'There was too much verbal diarrhoea about the baggy cap … it was a bit too over the top for me'
He has parted with it to raise money for bushfire relief but the legendary Shane Warne doesn't miss his Baggy Green one bit, reiterating that the prized Australian Test cap evokes 'verbal diarrhoea' among its admirers and he can never be one of them.
Warne said he loved playing for his country and it didn't matter whether he did that wearing the Baggy Green or a floppy hat.
"I always believed that you didn't have to wear the Baggy Green cap to say how much you loved playing cricket for Australia," the iconic spinner said on Triple M, a Melbourne-based radio station.
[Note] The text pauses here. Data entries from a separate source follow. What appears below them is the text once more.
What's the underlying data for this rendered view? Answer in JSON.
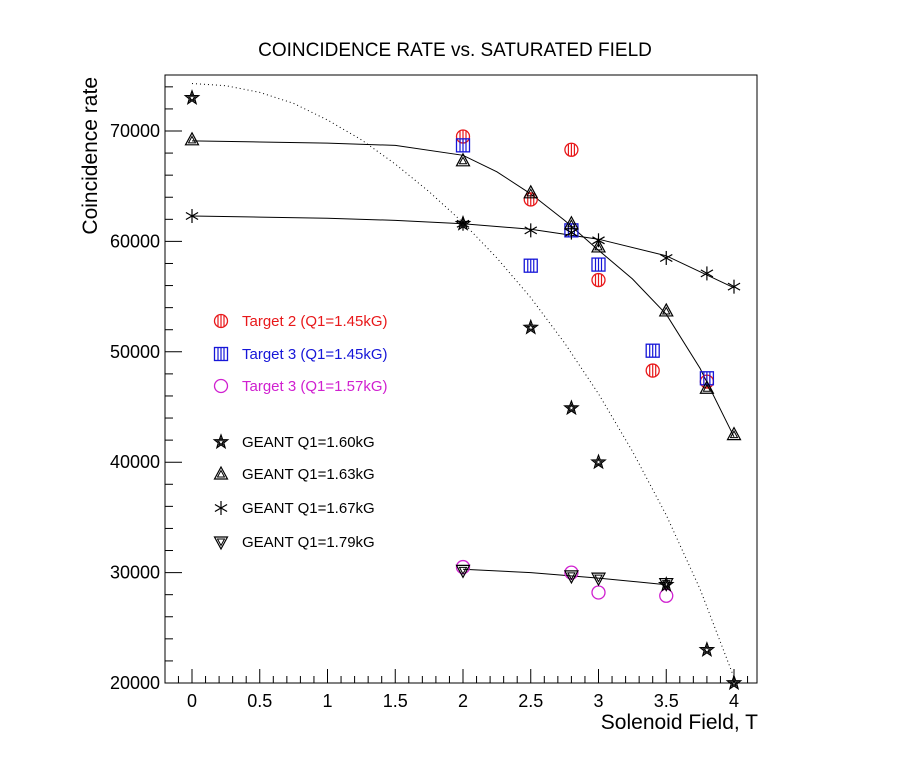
{
  "chart_data": {
    "type": "scatter",
    "title": "COINCIDENCE RATE vs. SATURATED FIELD",
    "xlabel": "Solenoid Field, T",
    "ylabel": "Coincidence rate",
    "xlim": [
      -0.2,
      4.2
    ],
    "ylim": [
      20000,
      74000
    ],
    "x_ticks": [
      0,
      0.5,
      1,
      1.5,
      2,
      2.5,
      3,
      3.5,
      4
    ],
    "x_tick_labels": [
      "0",
      "0.5",
      "1",
      "1.5",
      "2",
      "2.5",
      "3",
      "3.5",
      "4"
    ],
    "y_ticks": [
      20000,
      30000,
      40000,
      50000,
      60000,
      70000
    ],
    "y_tick_labels": [
      "20000",
      "30000",
      "40000",
      "50000",
      "60000",
      "70000"
    ],
    "grid": false,
    "legend_position": "left, middle",
    "series": [
      {
        "name": "Target 2 (Q1=1.45kG)",
        "marker": "circle-striped",
        "color": "#e8181a",
        "x": [
          2,
          2.5,
          2.8,
          3,
          3.4,
          3.8
        ],
        "y": [
          69500,
          63800,
          68300,
          56500,
          48300,
          47300
        ]
      },
      {
        "name": "Target 3 (Q1=1.45kG)",
        "marker": "square-striped",
        "color": "#1616d8",
        "x": [
          2,
          2.5,
          2.8,
          3,
          3.4,
          3.8
        ],
        "y": [
          68700,
          57800,
          61000,
          57900,
          50100,
          47600
        ]
      },
      {
        "name": "Target 3 (Q1=1.57kG)",
        "marker": "circle-open",
        "color": "#d020d0",
        "x": [
          2,
          2.8,
          3,
          3.5
        ],
        "y": [
          30500,
          30000,
          28200,
          27900
        ]
      },
      {
        "name": "GEANT Q1=1.60kG",
        "marker": "star",
        "color": "#000000",
        "x": [
          0,
          2,
          2.5,
          2.8,
          3,
          3.5,
          3.8,
          4
        ],
        "y": [
          73000,
          61600,
          52200,
          44900,
          40000,
          28900,
          23000,
          20000
        ]
      },
      {
        "name": "GEANT Q1=1.63kG",
        "marker": "triangle-up",
        "color": "#000000",
        "x": [
          0,
          2,
          2.5,
          2.8,
          3,
          3.5,
          3.8,
          4
        ],
        "y": [
          69200,
          67300,
          64400,
          61600,
          59500,
          53700,
          46700,
          42500
        ]
      },
      {
        "name": "GEANT Q1=1.67kG",
        "marker": "asterisk",
        "color": "#000000",
        "x": [
          0,
          2,
          2.5,
          2.8,
          3,
          3.5,
          3.8,
          4
        ],
        "y": [
          62300,
          61600,
          61000,
          60800,
          60100,
          58500,
          57100,
          55900
        ]
      },
      {
        "name": "GEANT Q1=1.79kG",
        "marker": "triangle-down",
        "color": "#000000",
        "x": [
          2,
          2.8,
          3,
          3.5
        ],
        "y": [
          30200,
          29700,
          29500,
          29000
        ]
      }
    ],
    "curves": [
      {
        "style": "solid",
        "x": [
          0,
          0.5,
          1,
          1.5,
          2,
          2.25,
          2.5,
          2.75,
          3,
          3.25,
          3.5,
          3.75,
          4
        ],
        "y": [
          69100,
          69000,
          68900,
          68700,
          67800,
          66300,
          64300,
          61900,
          59200,
          56600,
          53400,
          48500,
          42300
        ]
      },
      {
        "style": "solid",
        "x": [
          0,
          0.5,
          1,
          1.5,
          2,
          2.5,
          3,
          3.5,
          4
        ],
        "y": [
          62300,
          62200,
          62100,
          61900,
          61600,
          61100,
          60200,
          58700,
          55800
        ]
      },
      {
        "style": "solid",
        "x": [
          2,
          2.5,
          3,
          3.5
        ],
        "y": [
          30300,
          30000,
          29500,
          28900
        ]
      },
      {
        "style": "dotted",
        "x": [
          0,
          0.25,
          0.5,
          0.75,
          1,
          1.25,
          1.5,
          1.75,
          2,
          2.25,
          2.5,
          2.75,
          3,
          3.25,
          3.5,
          3.75,
          4
        ],
        "y": [
          74300,
          74100,
          73500,
          72500,
          71000,
          69200,
          67000,
          64500,
          61700,
          58500,
          54900,
          50800,
          46200,
          41000,
          35200,
          28500,
          20500
        ]
      }
    ]
  }
}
"I loved playing cricket for Australia, and I didn't need to wear that cap or have that verbal diarrhoea about it, I just enjoyed playing cricket for Australia," he said.
Warne recently auctioned his Baggy Green for bushfire relief efforts.
"I always felt that if I wore a white floppy hat or wore my Baggy Green cap it meant exactly the same, I was playing for Australia," the 50-year-old said.
Australian cricket greats have spoken about the importance of the Baggy Green in Amazon Prime's documentary The Test.
However, Warne slammed the reverence, which has been common to generations of Australian cricketers.
"There was too much verbal diarrhoea about the baggy cap … it was a bit too over the top for me," Warne said.
"The stuff that they go on about, the fabric of the Baggy Green and all this stuff that they go on about, I don't sign in and buy into that."
Warne had earlier criticised former Australia skipper Steve Waugh after he asked the players to wear the Baggy Green for the first hour of a Test match.